Tradução: se a AGU der um refresco aos concessionários, as agências, que nasceram para ser autônomas, devem baixar a cabeça e acompanhar o corneteiro.


SETE BRASIL

A Sete Brasil esclarece: suas negociações com a Petrobras para a construção de 14 sondas de perfuração não incluem a discussão de multas para casos de atraso na entrega dos equipamentos.

O que as duas empresas ainda negociam são as penalidades decorrentes de eventuais descumprimentos das cláusulas que determinam o conteúdo nacional na construção das sondas.


REFRESCO

Depois de ralarem mais de um ano apanhando do Ministério Público na Lava Jato, alguns escritórios de advocacia acreditam que abriu-se uma pequena brecha para futuros litígios nos tribunais superiores.

Na variação ocorrida nos depoimentos do lobista Julio Camargo que, de início, não falou em Eduardo Cunha, teriam entrado mais argumentos do que simples ameaças ou temores.

Se ficar comprovado que houve troca-trocas nesses tipos de depoimentos, mesmo que não se abale a estrutura jurídica das denúncias, tisna-se a moralidade das confissões.


FALAR MAL DO SUS É UM VÍCIO IRRACIONAL

Há dois anos, o Conselho Federal de Medicina divulga uma pesquisa que mostra a avaliação da saúde pública e privada pelos brasileiros. O resultado de 2015 foi óbvio: para 60% dos entrevistados ela é ruim, e para 54% o Sistema Único de Saúde não presta.

Veio embutida nessa pesquisa uma informação menos óbvia e mais relevante.

Quem recorre ao SUS (o andar de baixo) é mais benevolente com seus serviços do que aqueles que não o usam. Treze por cento desses usuários acham-no bom ou excelente e 53%, péssimo ou ruim. Quem não usa o SUS e paga plano privado tende a vê-lo com maus olhos, pois do contrário admitiria que está fazendo mau negócio. Só 8% avaliam-no como bom e 60% como ruim.

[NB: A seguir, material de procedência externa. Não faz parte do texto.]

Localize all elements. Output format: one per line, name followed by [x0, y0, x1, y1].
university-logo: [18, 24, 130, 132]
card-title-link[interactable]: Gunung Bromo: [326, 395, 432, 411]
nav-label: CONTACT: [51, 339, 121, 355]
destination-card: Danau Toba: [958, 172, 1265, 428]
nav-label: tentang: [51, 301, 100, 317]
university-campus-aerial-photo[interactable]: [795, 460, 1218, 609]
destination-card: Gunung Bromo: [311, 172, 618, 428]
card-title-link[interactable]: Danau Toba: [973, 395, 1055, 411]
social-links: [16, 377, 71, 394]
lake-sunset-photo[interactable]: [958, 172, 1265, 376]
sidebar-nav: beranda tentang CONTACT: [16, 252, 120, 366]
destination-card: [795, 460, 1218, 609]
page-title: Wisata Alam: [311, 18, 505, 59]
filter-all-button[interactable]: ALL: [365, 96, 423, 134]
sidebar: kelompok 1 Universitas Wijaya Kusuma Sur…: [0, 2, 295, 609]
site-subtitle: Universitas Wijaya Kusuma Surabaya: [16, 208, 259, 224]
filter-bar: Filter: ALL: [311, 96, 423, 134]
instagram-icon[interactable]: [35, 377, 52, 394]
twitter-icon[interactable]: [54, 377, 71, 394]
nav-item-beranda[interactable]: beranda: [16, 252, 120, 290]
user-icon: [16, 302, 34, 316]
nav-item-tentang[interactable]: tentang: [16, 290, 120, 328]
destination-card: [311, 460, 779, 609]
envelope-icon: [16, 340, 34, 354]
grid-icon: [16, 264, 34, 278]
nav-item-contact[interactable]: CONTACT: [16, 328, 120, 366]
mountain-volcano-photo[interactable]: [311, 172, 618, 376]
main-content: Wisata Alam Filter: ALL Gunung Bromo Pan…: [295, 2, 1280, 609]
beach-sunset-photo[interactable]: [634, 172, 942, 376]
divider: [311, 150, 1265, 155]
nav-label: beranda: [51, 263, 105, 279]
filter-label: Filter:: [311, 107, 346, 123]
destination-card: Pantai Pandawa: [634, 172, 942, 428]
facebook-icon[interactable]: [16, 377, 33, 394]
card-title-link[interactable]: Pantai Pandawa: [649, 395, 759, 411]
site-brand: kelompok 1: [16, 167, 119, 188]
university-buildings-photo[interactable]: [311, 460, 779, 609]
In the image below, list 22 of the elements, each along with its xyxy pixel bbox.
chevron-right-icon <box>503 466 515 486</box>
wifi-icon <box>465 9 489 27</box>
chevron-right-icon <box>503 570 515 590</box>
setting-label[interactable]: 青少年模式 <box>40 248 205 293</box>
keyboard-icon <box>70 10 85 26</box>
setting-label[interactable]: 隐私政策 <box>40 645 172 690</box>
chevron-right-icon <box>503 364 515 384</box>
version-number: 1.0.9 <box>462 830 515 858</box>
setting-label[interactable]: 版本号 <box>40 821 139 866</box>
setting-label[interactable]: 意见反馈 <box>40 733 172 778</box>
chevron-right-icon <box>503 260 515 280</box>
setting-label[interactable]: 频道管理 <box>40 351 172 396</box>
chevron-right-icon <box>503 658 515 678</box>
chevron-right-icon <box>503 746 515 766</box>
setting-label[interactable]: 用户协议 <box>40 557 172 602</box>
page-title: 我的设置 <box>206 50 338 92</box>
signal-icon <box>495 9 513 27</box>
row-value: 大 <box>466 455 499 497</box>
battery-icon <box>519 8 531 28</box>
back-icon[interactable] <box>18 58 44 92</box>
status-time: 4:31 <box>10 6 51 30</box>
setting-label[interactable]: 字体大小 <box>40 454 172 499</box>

Metade dos entrevistados que pagam planos usaram o SUS para consultas e exames e 20% internaram-se na sua rede. Entre os que fizeram cirurgias no SUS (16%), metade achou o serviço bom ou excelente. Não é um número que mereça ser festejado, mas sugere que o SUS vai melhor do que se pensa. Seus gargalos estão nas esperas e na gestão.

Em novembro o Conselho divulgará outra rodada da pesquisa, fechando o foco nos planos privados.